Their challenge was to have the dimples present at lower speeds and to smooth them out at will at higher speeds. And it appears they've succeeded, according a paper on their work published in the journal Advanced Materials.
The MIT team used a multilayer material that's stiff outside and soft inside. The researchers used a malleable material similar to rubber to create a soft ball with a stiff skin, and then sucked the air from the interior, causing the ball to shrink and its outer layer to wrinkle. And because the surface is curved, the wrinkles are dimple-shaped.
But why wouldn't a smooth surface lead to less drag and a dimpled surface lead to more drag? The MIT researchers discovered that the irregular surface holds on to a very thin "boundary" layer of air that, at lower speeds, reduces turbulence, or wake, behind the ball. The greater the wake, the more drag.

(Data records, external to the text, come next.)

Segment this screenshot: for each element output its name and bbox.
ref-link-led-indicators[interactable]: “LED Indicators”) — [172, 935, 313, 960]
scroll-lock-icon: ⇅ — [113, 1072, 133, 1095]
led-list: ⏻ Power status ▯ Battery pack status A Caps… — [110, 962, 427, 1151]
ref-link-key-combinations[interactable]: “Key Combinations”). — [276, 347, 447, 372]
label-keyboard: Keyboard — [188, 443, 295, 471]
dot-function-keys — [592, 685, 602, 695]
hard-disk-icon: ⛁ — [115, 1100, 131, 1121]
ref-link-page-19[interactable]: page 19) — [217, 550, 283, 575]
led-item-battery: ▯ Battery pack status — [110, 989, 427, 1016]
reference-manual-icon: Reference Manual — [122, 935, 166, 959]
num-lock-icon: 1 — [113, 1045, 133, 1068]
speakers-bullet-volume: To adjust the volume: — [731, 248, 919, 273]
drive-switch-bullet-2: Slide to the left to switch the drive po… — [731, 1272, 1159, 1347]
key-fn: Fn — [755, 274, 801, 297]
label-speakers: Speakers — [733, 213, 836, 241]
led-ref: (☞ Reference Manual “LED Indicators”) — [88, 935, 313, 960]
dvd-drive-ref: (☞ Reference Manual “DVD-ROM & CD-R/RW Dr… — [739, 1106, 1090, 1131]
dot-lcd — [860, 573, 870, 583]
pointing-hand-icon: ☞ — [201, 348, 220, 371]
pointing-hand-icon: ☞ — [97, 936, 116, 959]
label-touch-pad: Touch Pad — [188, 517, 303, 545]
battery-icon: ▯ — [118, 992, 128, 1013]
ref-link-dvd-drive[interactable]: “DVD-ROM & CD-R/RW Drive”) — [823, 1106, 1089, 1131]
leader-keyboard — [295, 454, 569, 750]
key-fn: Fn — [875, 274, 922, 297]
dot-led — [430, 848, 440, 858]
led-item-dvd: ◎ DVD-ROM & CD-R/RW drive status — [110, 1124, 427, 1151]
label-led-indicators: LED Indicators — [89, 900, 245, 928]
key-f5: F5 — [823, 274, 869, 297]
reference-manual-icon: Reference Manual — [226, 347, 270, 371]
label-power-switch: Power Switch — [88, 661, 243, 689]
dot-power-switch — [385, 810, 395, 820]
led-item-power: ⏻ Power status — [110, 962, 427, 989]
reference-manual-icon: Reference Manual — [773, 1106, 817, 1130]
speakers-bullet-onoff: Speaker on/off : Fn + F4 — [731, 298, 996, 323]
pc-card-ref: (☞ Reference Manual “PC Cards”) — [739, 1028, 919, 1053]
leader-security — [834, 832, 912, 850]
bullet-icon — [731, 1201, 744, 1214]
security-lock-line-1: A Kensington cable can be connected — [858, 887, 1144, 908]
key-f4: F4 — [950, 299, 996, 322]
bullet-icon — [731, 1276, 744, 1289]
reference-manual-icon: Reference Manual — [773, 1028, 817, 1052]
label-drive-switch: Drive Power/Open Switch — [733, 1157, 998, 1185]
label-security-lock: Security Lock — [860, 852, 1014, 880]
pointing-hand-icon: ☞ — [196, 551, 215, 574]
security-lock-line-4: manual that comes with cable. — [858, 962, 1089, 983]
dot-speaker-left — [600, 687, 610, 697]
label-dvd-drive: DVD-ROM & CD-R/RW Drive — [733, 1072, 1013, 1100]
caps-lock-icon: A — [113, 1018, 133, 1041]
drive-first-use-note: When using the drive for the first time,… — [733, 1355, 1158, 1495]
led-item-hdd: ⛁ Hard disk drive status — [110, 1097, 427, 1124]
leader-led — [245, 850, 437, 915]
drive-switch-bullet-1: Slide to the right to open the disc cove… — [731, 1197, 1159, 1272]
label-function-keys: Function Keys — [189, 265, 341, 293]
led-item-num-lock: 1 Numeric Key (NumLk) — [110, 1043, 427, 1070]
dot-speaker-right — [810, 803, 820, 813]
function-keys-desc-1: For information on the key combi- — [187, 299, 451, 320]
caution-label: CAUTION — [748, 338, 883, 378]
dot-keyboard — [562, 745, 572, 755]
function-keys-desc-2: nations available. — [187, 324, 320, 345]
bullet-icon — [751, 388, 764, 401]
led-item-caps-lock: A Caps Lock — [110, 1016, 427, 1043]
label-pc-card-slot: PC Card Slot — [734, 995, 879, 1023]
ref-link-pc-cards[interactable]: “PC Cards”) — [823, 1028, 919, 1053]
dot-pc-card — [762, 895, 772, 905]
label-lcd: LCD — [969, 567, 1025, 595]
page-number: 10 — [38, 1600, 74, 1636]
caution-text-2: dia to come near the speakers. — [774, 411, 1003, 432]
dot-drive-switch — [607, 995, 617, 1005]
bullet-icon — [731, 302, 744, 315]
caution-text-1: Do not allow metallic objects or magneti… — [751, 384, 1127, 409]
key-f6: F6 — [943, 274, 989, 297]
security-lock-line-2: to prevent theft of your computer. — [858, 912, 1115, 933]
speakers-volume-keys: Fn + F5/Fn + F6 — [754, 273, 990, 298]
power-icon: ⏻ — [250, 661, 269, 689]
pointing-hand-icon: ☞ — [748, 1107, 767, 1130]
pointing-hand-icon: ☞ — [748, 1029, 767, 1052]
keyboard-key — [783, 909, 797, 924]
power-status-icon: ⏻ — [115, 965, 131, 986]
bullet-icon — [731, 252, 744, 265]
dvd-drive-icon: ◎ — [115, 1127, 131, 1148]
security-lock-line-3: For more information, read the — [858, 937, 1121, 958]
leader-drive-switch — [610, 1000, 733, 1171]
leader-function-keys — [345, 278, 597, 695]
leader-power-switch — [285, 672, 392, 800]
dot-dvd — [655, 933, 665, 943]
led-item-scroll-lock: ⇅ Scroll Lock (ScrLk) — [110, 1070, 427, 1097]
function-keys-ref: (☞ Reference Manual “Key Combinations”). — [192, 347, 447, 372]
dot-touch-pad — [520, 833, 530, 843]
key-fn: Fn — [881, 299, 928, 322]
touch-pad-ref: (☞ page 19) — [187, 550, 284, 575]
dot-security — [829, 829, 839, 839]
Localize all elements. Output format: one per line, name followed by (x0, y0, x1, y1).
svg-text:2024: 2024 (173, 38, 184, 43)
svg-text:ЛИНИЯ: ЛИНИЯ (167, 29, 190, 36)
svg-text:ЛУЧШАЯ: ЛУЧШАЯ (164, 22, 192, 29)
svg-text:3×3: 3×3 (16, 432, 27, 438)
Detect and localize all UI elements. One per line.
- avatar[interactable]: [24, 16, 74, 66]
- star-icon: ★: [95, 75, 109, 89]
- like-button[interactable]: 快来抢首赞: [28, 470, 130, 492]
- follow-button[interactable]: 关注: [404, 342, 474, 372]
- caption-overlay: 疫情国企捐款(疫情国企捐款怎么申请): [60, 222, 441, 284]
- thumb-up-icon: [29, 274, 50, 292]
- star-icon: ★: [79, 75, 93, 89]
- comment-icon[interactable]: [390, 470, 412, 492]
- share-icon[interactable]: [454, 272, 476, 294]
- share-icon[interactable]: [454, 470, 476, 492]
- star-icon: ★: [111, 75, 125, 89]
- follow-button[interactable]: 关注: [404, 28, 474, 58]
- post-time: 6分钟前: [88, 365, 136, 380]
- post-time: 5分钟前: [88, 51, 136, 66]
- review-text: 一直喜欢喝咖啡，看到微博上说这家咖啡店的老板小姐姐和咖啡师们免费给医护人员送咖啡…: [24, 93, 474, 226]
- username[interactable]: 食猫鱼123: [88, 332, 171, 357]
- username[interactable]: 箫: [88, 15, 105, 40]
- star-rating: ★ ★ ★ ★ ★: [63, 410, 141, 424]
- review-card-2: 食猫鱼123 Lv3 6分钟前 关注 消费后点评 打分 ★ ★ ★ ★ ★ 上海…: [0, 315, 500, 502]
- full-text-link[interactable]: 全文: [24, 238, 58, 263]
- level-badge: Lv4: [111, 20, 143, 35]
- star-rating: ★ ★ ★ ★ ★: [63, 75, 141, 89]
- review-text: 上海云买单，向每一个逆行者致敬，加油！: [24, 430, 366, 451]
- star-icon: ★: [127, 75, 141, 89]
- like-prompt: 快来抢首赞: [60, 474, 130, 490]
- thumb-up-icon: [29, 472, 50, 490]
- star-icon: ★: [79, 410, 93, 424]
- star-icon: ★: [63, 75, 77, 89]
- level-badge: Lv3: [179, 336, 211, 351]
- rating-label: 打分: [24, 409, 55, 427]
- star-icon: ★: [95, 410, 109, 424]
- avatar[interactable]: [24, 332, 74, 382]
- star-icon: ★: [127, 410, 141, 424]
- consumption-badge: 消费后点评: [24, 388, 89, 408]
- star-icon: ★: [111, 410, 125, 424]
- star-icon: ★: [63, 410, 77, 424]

By adjusting the interior pressure of the ball, the surface texture, and therefore the drag, can be controlled at will. The MIT team calls these changeable surfaces "smart morphable surfaces," or just "smorphs."
Reis says this pun is intended. The lead author of the research paper, Denis Terwagne, is a fan of Belgian comics, including Smurfs, the Belgian comic and cartoon characters.
Reis notes that, according to Smurf lore, the blue characters never develop wrinkles, no matter how old they get.